Conversely, challengers to the status quo typically favor cultural explanations. These have the advantage of being subject to change within any given lifetime. If women don't know as much about politics as men, that's because they're not educated as men are educated. Educate the women, and they will be as capable of political participation as men. The reason colonized people aren't good at self-government is they've never had the opportunity to govern themselves. Give them a chance, and they will learn.
Historians, as historians, needn't choose sides in the debate between status quo and change. Indeed they probably oughtn't choose sides. They can best promote human understanding by investigating the general relation between nature and nurture in the past with open minds.
For those historians who work in the academic world, this can be risky business. When Larry Summers was president of Harvard, he mused, in what apparently was a spirit of open-minded inquiry, whether the larger proportion of men than women in the natural sciences might reflect innate differences in the distribution of certain intellectual traits between men and women.

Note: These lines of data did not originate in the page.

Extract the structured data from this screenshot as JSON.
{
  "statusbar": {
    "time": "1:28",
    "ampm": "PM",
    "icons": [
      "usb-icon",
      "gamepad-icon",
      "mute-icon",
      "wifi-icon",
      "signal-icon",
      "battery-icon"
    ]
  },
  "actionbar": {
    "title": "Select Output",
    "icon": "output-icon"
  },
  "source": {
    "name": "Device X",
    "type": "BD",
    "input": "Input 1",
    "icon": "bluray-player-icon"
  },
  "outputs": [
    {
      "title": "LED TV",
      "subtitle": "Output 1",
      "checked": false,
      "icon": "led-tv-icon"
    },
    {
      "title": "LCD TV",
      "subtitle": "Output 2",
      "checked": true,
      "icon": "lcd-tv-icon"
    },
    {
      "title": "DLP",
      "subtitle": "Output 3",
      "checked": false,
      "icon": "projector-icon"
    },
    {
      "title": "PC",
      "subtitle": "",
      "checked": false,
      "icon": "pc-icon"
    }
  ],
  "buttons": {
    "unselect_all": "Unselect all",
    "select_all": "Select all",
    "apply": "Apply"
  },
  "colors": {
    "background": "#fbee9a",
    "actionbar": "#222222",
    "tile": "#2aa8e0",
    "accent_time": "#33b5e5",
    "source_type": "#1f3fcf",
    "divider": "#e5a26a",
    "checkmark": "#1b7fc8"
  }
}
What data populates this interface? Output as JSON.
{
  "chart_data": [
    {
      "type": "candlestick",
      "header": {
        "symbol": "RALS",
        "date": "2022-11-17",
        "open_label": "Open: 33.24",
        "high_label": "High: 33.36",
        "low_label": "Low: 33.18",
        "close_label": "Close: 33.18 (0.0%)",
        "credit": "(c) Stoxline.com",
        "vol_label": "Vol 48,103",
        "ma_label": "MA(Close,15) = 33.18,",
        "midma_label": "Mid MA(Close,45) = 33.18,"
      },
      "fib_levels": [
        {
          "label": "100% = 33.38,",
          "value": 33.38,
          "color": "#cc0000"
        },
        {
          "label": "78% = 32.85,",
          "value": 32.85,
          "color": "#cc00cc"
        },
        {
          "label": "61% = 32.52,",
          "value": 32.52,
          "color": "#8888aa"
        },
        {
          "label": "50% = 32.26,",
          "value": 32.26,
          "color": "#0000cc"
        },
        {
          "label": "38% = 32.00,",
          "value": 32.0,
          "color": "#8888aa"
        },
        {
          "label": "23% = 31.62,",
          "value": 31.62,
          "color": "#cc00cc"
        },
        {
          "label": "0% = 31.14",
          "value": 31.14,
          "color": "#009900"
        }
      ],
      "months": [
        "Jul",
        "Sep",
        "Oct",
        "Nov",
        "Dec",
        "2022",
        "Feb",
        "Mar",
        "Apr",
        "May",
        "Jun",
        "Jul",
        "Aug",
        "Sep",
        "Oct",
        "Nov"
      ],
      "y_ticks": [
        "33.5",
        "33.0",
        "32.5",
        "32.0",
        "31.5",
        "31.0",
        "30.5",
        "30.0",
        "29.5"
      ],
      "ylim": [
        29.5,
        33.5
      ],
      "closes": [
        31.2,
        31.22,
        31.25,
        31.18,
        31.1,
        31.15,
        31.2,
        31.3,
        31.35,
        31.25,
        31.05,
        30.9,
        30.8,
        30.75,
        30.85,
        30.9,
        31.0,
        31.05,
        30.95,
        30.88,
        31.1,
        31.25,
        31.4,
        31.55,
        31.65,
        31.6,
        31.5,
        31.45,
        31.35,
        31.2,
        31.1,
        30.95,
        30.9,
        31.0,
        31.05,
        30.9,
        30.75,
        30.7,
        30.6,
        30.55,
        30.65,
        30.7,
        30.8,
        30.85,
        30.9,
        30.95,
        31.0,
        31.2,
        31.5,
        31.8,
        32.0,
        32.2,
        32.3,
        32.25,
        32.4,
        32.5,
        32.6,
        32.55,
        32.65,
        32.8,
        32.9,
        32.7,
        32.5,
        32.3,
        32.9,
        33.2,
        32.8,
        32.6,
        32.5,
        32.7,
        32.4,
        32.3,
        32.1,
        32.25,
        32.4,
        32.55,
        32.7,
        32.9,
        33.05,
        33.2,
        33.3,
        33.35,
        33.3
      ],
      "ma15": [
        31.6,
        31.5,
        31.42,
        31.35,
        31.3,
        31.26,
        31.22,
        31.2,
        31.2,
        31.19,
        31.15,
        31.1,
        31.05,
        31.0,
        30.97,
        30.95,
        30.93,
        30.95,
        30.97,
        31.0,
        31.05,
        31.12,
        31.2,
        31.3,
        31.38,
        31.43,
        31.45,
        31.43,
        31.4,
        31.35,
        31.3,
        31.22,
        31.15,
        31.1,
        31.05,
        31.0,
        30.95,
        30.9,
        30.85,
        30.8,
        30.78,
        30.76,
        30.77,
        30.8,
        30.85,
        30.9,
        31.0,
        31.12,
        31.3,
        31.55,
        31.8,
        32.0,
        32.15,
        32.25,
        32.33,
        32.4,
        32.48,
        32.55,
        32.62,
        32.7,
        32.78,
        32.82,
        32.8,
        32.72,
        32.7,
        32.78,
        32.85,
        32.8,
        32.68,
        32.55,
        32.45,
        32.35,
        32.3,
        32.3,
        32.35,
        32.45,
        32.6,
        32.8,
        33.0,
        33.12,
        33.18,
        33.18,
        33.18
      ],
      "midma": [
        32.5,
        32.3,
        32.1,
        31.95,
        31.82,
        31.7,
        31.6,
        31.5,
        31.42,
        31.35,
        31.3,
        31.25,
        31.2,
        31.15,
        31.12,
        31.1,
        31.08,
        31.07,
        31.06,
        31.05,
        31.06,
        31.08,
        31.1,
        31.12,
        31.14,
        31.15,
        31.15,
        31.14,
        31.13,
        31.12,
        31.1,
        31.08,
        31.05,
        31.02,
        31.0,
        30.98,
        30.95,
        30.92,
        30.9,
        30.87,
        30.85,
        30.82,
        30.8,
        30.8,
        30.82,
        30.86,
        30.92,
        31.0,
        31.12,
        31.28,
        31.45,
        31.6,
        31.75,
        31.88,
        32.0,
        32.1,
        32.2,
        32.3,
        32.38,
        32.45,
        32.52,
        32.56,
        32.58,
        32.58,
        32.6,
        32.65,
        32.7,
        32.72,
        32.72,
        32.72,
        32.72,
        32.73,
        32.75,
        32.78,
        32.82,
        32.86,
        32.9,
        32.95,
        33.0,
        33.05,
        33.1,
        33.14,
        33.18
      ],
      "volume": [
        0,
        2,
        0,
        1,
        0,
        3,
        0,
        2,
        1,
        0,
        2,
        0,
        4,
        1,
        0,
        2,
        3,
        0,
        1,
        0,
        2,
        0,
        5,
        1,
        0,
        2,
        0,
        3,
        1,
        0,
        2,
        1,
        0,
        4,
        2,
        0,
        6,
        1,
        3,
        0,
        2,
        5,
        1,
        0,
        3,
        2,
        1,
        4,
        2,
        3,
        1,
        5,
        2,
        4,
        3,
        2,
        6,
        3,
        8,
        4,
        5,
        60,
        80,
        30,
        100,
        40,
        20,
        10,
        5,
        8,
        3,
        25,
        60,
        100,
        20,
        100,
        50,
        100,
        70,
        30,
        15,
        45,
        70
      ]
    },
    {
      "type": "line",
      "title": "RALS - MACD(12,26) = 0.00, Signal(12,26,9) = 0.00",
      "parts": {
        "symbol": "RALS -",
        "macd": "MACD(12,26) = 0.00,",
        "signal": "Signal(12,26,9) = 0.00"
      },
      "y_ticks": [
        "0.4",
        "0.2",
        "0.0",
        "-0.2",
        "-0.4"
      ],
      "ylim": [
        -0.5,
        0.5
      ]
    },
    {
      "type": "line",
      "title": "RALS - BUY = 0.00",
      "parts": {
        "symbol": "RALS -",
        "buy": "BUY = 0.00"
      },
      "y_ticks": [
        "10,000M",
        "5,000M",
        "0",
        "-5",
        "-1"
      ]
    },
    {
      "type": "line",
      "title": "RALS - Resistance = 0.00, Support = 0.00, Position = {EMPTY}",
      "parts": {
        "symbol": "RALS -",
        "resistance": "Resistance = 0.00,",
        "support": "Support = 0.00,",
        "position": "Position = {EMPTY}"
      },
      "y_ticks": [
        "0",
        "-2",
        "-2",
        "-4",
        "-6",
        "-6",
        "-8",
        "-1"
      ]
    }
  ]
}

Summers is an economist by training. He seemed to be thinking in statistical terms. The median IQ — to oversimplify — of men and women might be the same. But the bell curves that produce the same median might have different tails, with more men at the extreme low end and more at the extreme high end. People who become academic scientists are taken from the high end of the distribution and there might be more of these among men than among women.
He presented the question as worth considering. His audience didn't consider it worth considering at all. He was roundly denounced for suggesting any such thing. Most of the critics presented no evidence and didn't want even to entertain the possibility he floated. They simply assumed that the comparative dearth of women is due entirely to discrimination.
Maybe it is. But it shouldn't be taken as an article of faith. It should be demonstrated with evidence.
Whoa! You're cruisin' for a bruisin' as my grandmother used to say ;-)
I just finished Founding Partisans and it put a lot of things in perspective for me. I was shocked at the heavy handedness employee to deal with major protests and the Sedition Act. Libertarians like myself would have been appalled.